Ces douze derniers mois ont mis en lumière la gravité des menaces qui pèsent sur la liberté de la presse. Chez Media Defence, nous constatons ces défis au quotidien. L’année dernière, la pandémie a accéléré leur progression, des régimes sans scrupules ayant instauré des mesures juridiques répressives sous couvert de lutte contre la désinformation, utilisant des méthodes de plus en plus sophistiquées pour contrôler l’information en ligne et poursuivant leur répression du journalisme critique.

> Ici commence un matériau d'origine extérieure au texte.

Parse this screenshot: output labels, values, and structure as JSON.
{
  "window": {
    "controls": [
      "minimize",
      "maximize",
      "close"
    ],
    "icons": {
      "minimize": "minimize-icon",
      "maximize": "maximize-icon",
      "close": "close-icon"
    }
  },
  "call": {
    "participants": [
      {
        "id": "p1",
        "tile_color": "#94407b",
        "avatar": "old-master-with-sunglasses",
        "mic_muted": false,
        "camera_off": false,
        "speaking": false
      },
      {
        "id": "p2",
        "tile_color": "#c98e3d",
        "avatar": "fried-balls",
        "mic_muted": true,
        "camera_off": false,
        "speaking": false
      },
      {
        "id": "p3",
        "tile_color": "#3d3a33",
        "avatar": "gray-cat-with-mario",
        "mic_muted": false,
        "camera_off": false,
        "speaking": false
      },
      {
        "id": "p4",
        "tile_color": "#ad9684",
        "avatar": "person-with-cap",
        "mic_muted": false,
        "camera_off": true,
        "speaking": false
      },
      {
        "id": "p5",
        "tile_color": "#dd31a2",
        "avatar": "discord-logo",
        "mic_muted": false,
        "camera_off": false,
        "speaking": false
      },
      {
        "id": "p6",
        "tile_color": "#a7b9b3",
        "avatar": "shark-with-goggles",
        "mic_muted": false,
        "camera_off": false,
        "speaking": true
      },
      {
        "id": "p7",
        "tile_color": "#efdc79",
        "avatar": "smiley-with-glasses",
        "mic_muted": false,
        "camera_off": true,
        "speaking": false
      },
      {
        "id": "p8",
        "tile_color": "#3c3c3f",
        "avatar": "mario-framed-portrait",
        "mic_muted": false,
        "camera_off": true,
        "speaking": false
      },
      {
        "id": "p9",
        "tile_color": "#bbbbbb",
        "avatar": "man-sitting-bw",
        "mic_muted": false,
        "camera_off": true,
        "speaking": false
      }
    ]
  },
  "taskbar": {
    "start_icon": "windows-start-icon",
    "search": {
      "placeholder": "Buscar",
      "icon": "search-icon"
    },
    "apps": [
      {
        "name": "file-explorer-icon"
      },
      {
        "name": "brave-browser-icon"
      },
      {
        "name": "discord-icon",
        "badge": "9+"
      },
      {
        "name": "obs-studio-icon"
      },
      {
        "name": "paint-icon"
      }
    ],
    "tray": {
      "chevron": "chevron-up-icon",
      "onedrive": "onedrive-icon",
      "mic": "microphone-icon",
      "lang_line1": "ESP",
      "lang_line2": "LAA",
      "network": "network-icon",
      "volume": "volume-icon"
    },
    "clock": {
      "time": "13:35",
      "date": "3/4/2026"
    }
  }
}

Les journalistes continuent d'être victimes de violences, notamment dans le contexte des conflits internes et interétatiques, des insurrections et des élections. Ces attaques restent souvent impunies, les membres des forces de sécurité ou les acteurs non étatiques commettant des actes de violence contre les journalistes en toute impunité. Media Defence poursuit ses actions en justice devant les juridictions nationales et régionales. Nous avons récemment… a déposé une requête auprès de la Cour européenne des droits de l'homme (CEDH) Au nom de trois journalistes blessés et du frère d'un fixeur de journalistes tué lors du bombardement par les forces armées azerbaïdjanaises de la ville d'où ils effectuaient leur reportage, nous collaborons également avec des avocats locaux afin d'obtenir justice concernant la mort, encore inexpliquée, d'un journaliste camerounais. Samuel Wazizi Alors qu'il était en détention, Wazizi avait publié des articles critiques sur la conduite du conflit dans la région anglophone du Cameroun, et les autorités ont dissimulé sa mort pendant près d'un an.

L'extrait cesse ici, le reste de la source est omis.